A “critical flaw” has been detected in the virtual private network offered by Android operating systems in the Indian cyberspace leading to “hijack” of personal data of users, according to a recent Computer Emergency Response Team of India (CERT-In) report. The suspicious activity has been noticed in two Android versions — 4.3 known as ‘Jelly Bean’ and the latest version 4.4 called ‘Kit Kat’, said the nodal agency for security-related defences in the Indian Internet domain.

VPN technology that is used to create an encrypted tunnel into a private network over public Internet enables organizations to use such connections so that users can securely connect to enterprise networks from remote locations through multiple kinds of devices like laptops, desktops, mobiles and tablets. 

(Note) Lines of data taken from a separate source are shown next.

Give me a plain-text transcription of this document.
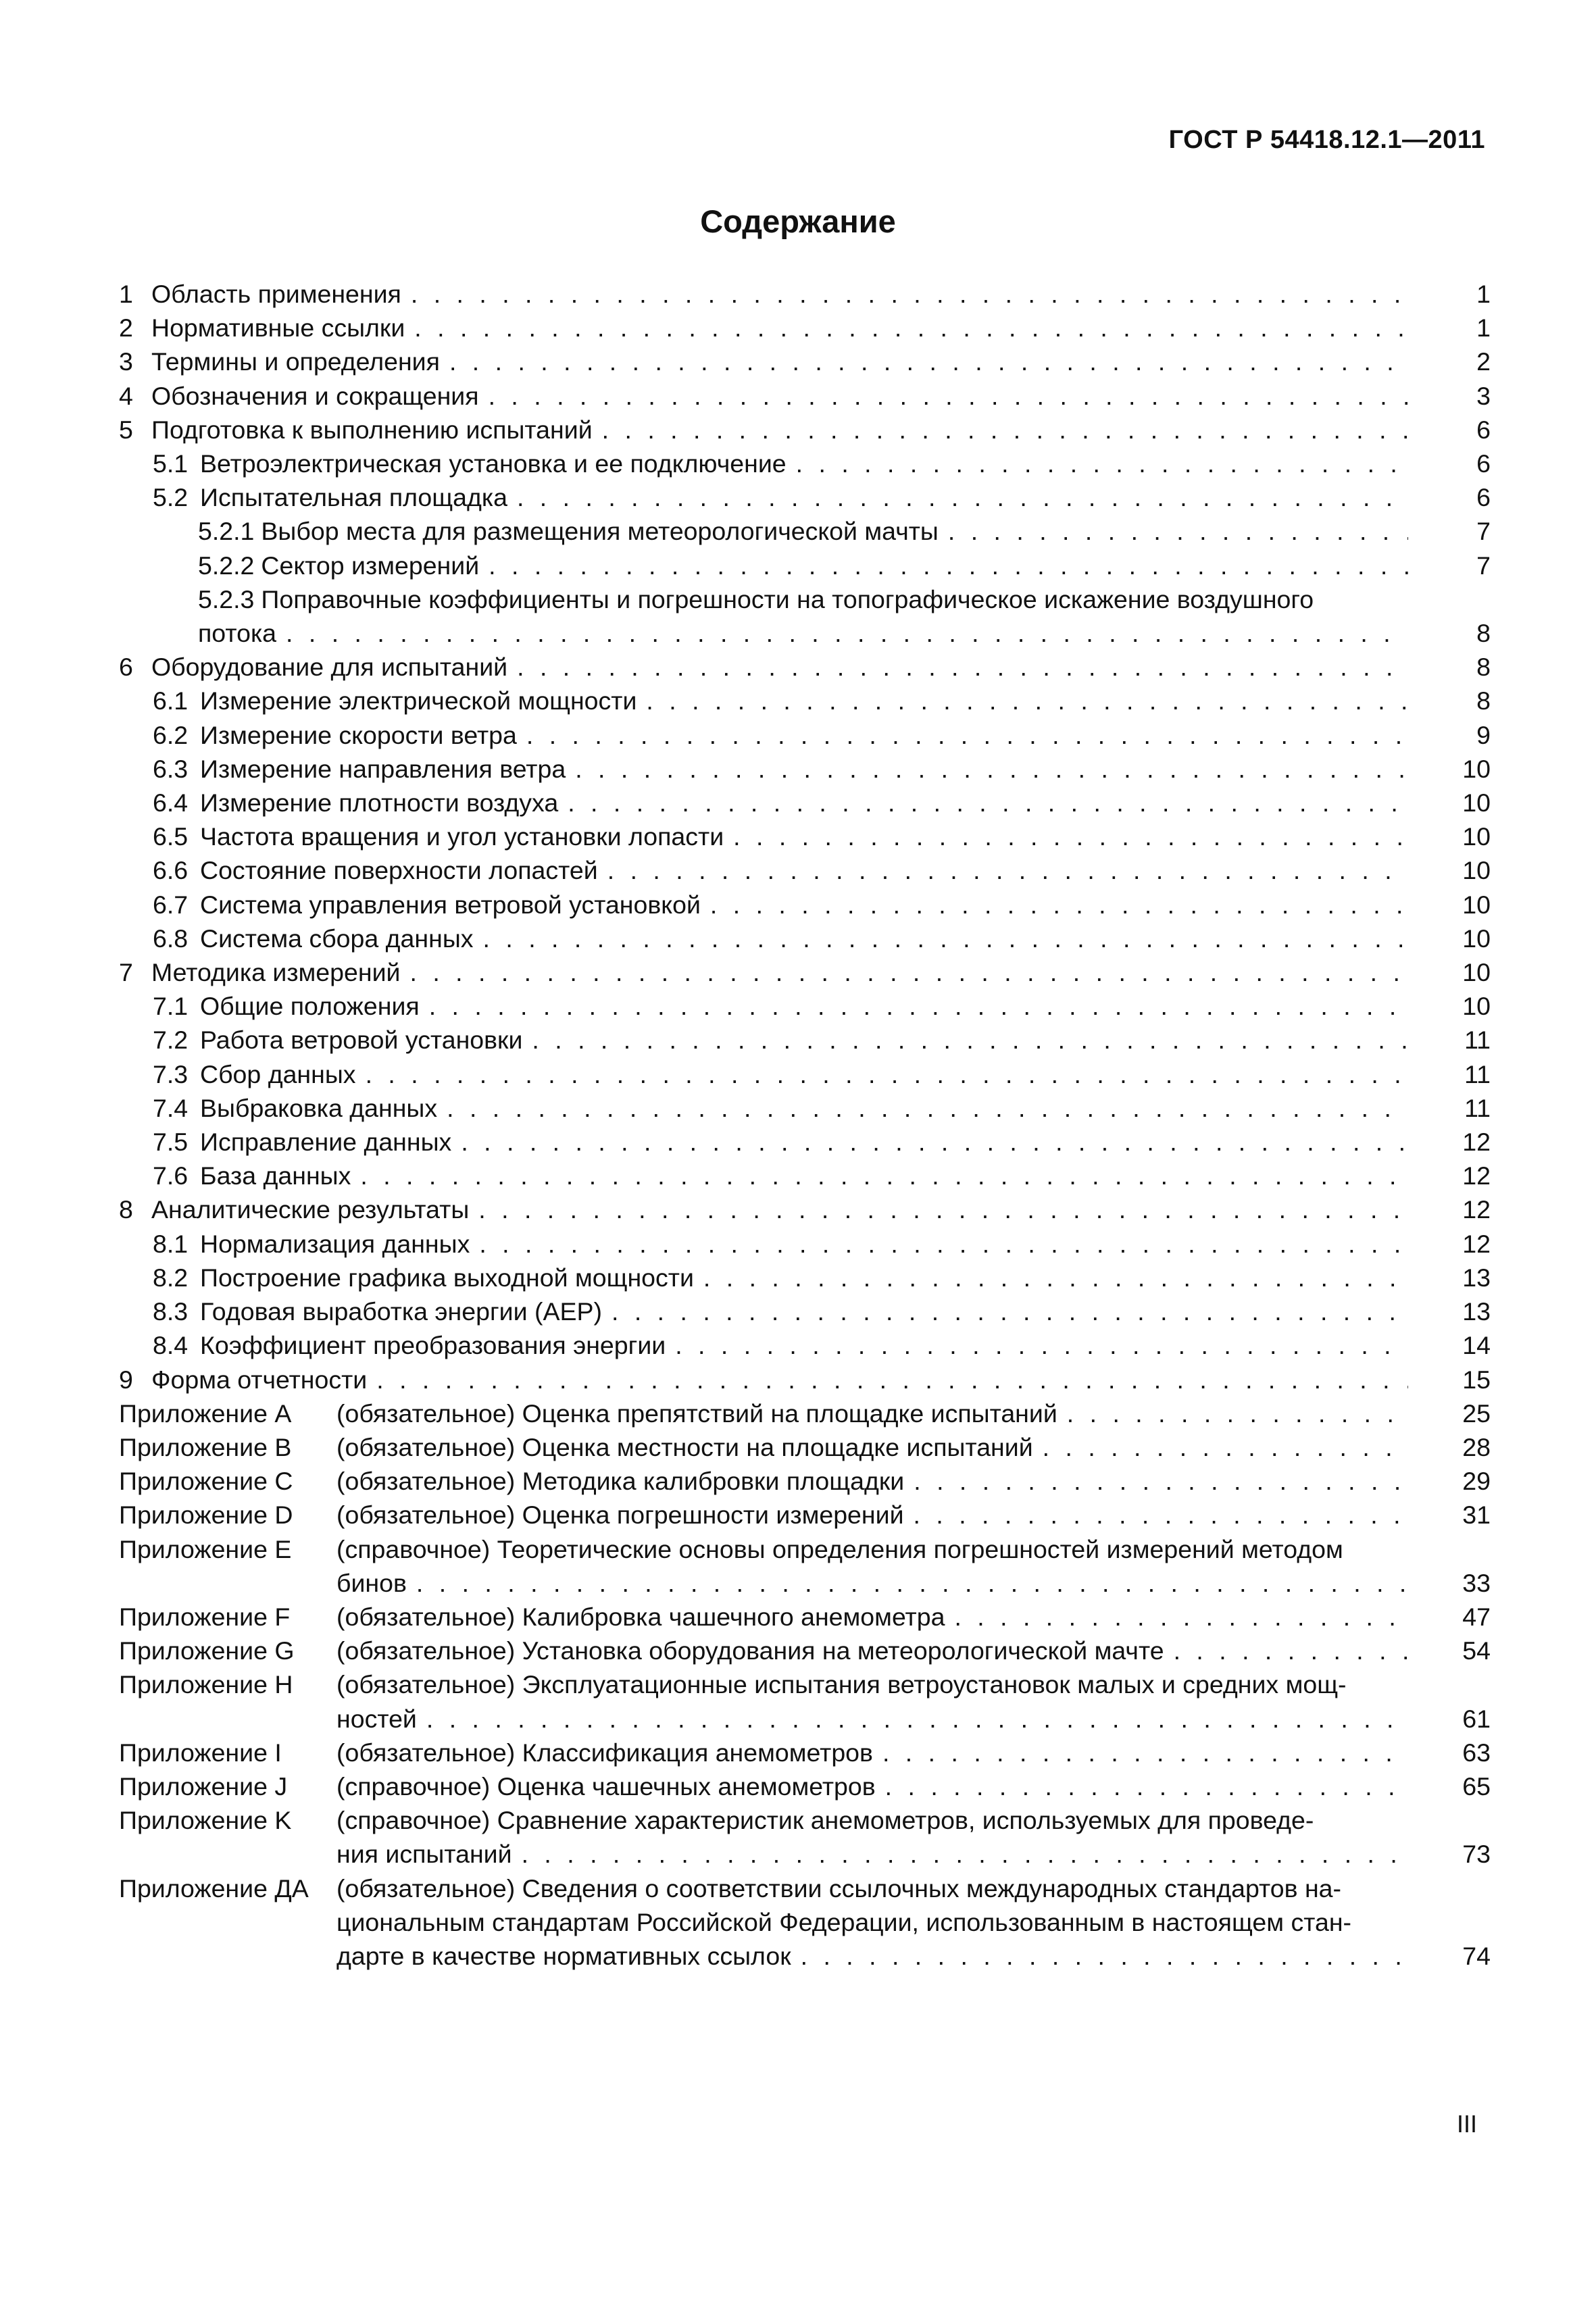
ГОСТ Р 54418.12.1—2011
Содержание
1 Область применения . . .	1
2 Нормативные ссылки . . .	1
3 Термины и определения . . .	2
4 Обозначения и сокращения . . .	3
5 Подготовка к выполнению испытаний . . .	6
5.1 Ветроэлектрическая установка и ее подключение . . .	6
5.2 Испытательная площадка . . .	6
5.2.1 Выбор места для размещения метеорологической мачты . . .	7
5.2.2 Сектор измерений . . .	7
5.2.3 Поправочные коэффициенты и погрешности на топографическое искажение воздушного
потока . . .	8
6 Оборудование для испытаний . . .	8
6.1 Измерение электрической мощности . . .	8
6.2 Измерение скорости ветра . . .	9
6.3 Измерение направления ветра . . .	10
6.4 Измерение плотности воздуха . . .	10
6.5 Частота вращения и угол установки лопасти . . .	10
6.6 Состояние поверхности лопастей . . .	10
6.7 Система управления ветровой установкой . . .	10
6.8 Система сбора данных . . .	10
7 Методика измерений . . .	10
7.1 Общие положения . . .	10
7.2 Работа ветровой установки . . .	11
7.3 Сбор данных . . .	11
7.4 Выбраковка данных . . .	11
7.5 Исправление данных . . .	12
7.6 База данных . . .	12
8 Аналитические результаты . . .	12
8.1 Нормализация данных . . .	12
8.2 Построение графика выходной мощности . . .	13
8.3 Годовая выработка энергии (AEP) . . .	13
8.4 Коэффициент преобразования энергии . . .	14
9 Форма отчетности . . .	15
Приложение A (обязательное) Оценка препятствий на площадке испытаний . . .	25
Приложение B (обязательное) Оценка местности на площадке испытаний . . .	28
Приложение C (обязательное) Методика калибровки площадки . . .	29
Приложение D (обязательное) Оценка погрешности измерений . . .	31
Приложение E (справочное) Теоретические основы определения погрешностей измерений методом
бинов . . .	33
Приложение F (обязательное) Калибровка чашечного анемометра . . .	47
Приложение G (обязательное) Установка оборудования на метеорологической мачте . . .	54
Приложение H (обязательное) Эксплуатационные испытания ветроустановок малых и средних мощ-
ностей . . .	61
Приложение I (обязательное) Классификация анемометров . . .	63
Приложение J (справочное) Оценка чашечных анемометров . . .	65
Приложение K (справочное) Сравнение характеристик анемометров, используемых для проведе-
ния испытаний . . .	73
Приложение ДА (обязательное) Сведения о соответствии ссылочных международных стандартов на-
циональным стандартам Российской Федерации, использованным в настоящем стан-
дарте в качестве нормативных ссылок . . .	74
III
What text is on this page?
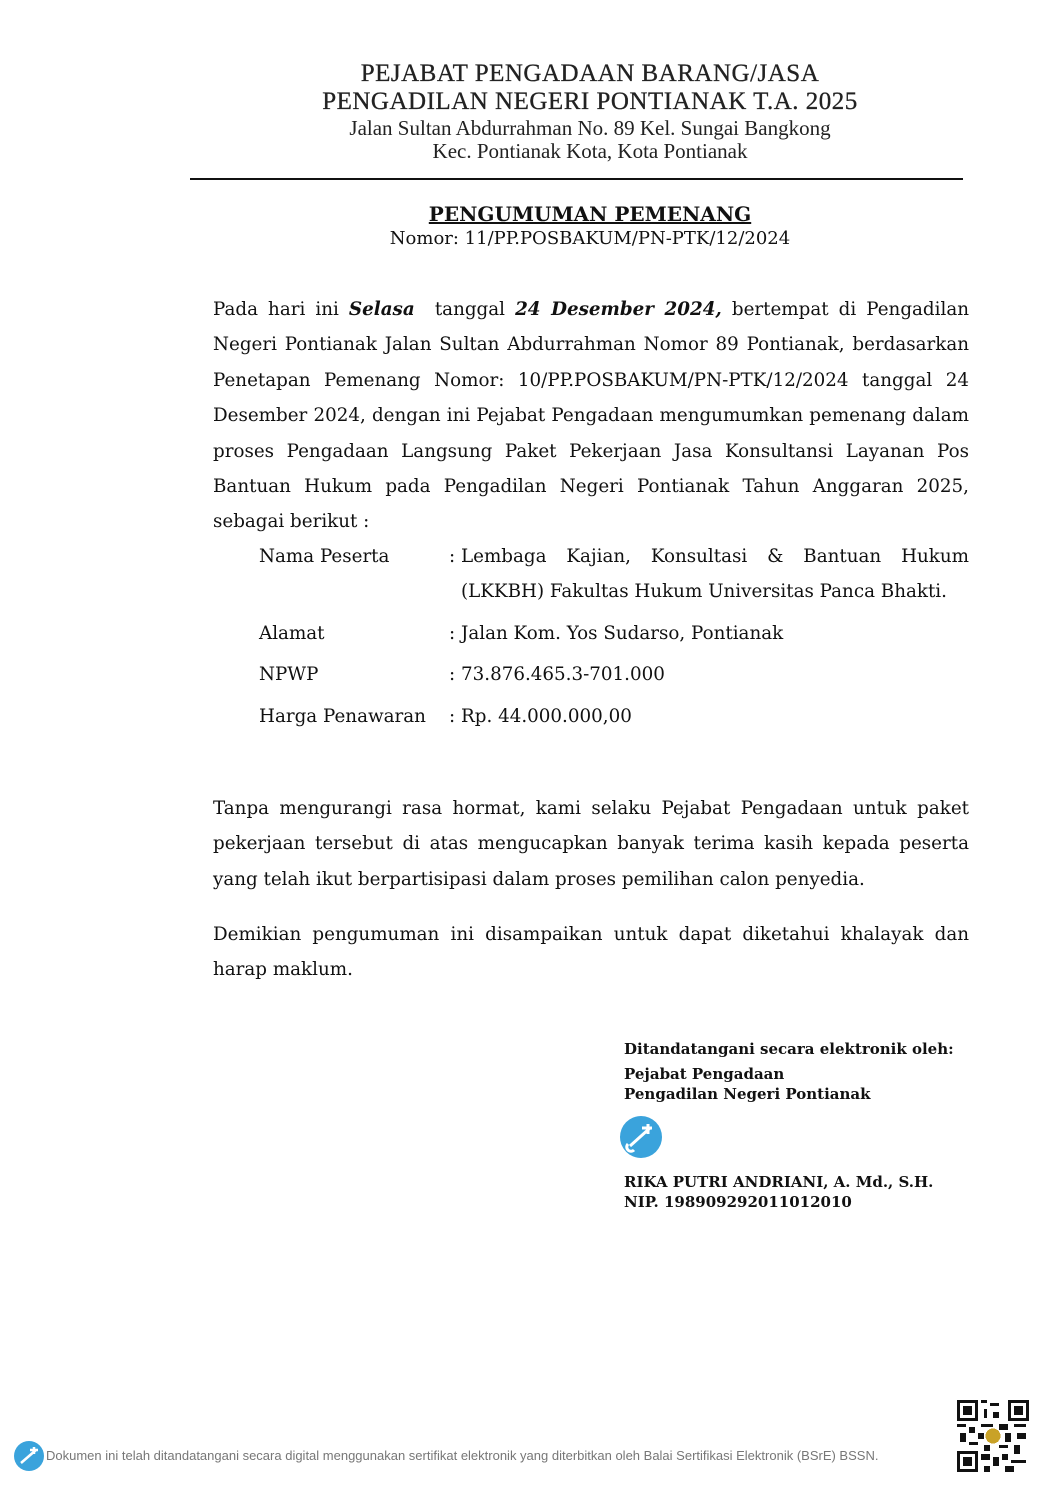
PEJABAT PENGADAAN BARANG/JASA
PENGADILAN NEGERI PONTIANAK T.A. 2025
Jalan Sultan Abdurrahman No. 89 Kel. Sungai Bangkong
Kec. Pontianak Kota, Kota Pontianak
PENGUMUMAN PEMENANG
Nomor: 11/PP.POSBAKUM/PN-PTK/12/2024
Pada hari ini Selasa  tanggal 24 Desember 2024, bertempat di Pengadilan Negeri Pontianak Jalan Sultan Abdurrahman Nomor 89 Pontianak, berdasarkan Penetapan Pemenang Nomor: 10/PP.POSBAKUM/PN-PTK/12/2024 tanggal 24 Desember 2024, dengan ini Pejabat Pengadaan mengumumkan pemenang dalam proses Pengadaan Langsung Paket Pekerjaan Jasa Konsultansi Layanan Pos Bantuan Hukum pada Pengadilan Negeri Pontianak Tahun Anggaran 2025, sebagai berikut :
Nama Peserta	: Lembaga Kajian, Konsultasi & Bantuan Hukum (LKKBH) Fakultas Hukum Universitas Panca Bhakti.
Alamat	: Jalan Kom. Yos Sudarso, Pontianak
NPWP	: 73.876.465.3-701.000
Harga Penawaran	: Rp. 44.000.000,00
Tanpa mengurangi rasa hormat, kami selaku Pejabat Pengadaan untuk paket pekerjaan tersebut di atas mengucapkan banyak terima kasih kepada peserta yang telah ikut berpartisipasi dalam proses pemilihan calon penyedia.
Demikian pengumuman ini disampaikan untuk dapat diketahui khalayak dan harap maklum.
Ditandatangani secara elektronik oleh:
Pejabat Pengadaan
Pengadilan Negeri Pontianak
RIKA PUTRI ANDRIANI, A. Md., S.H.
NIP. 198909292011012010
Dokumen ini telah ditandatangani secara digital menggunakan sertifikat elektronik yang diterbitkan oleh Balai Sertifikasi Elektronik (BSrE) BSSN.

Experts at CERT-In have alerted consumers of this web-based service to guard against the spread of this virus which affects computer systems and mobile phones using the Android system, “as it can allow an attacker to bypass active VPN configuration to redirect secure VPN communications to a third party server or disclose or hijack unencrypted communications,” said the report.

According to CERT-In, the current malicious application is capable of diverting the VPN traffic “to a different network address” and successful exploitation of this issue “could allow attackers to capture entire communication originating from affected device.” The report noted a possibility that attacker can capture sensitive information from the affected device in plain text like email addresses, IMEI number, SMSes, installed applications. Websites which use ‘https’ in their URL will also be safe.

The cyber agency has also suggested some measures to combat this threat. Users should:

-          Apply appropriate updates from original equipment manufacturer

-          do not download and install application from untrusted sources

-          maintain updated mobile security solution or mobile anti-virus solutions on the device

-          exercise caution while visiting trusted or untrusted URLs

-          not click on the URLs received via SMS or email unexpectedly from trusted or received from untrusted users.

Only last month, CERT-In has warned Internet users of multiple vulnerabilities in popular web browsers Google Chrome and Mozilla Firefox. The agency recommended Internet users to upgrade the browsers on their work stations to avoid such threats.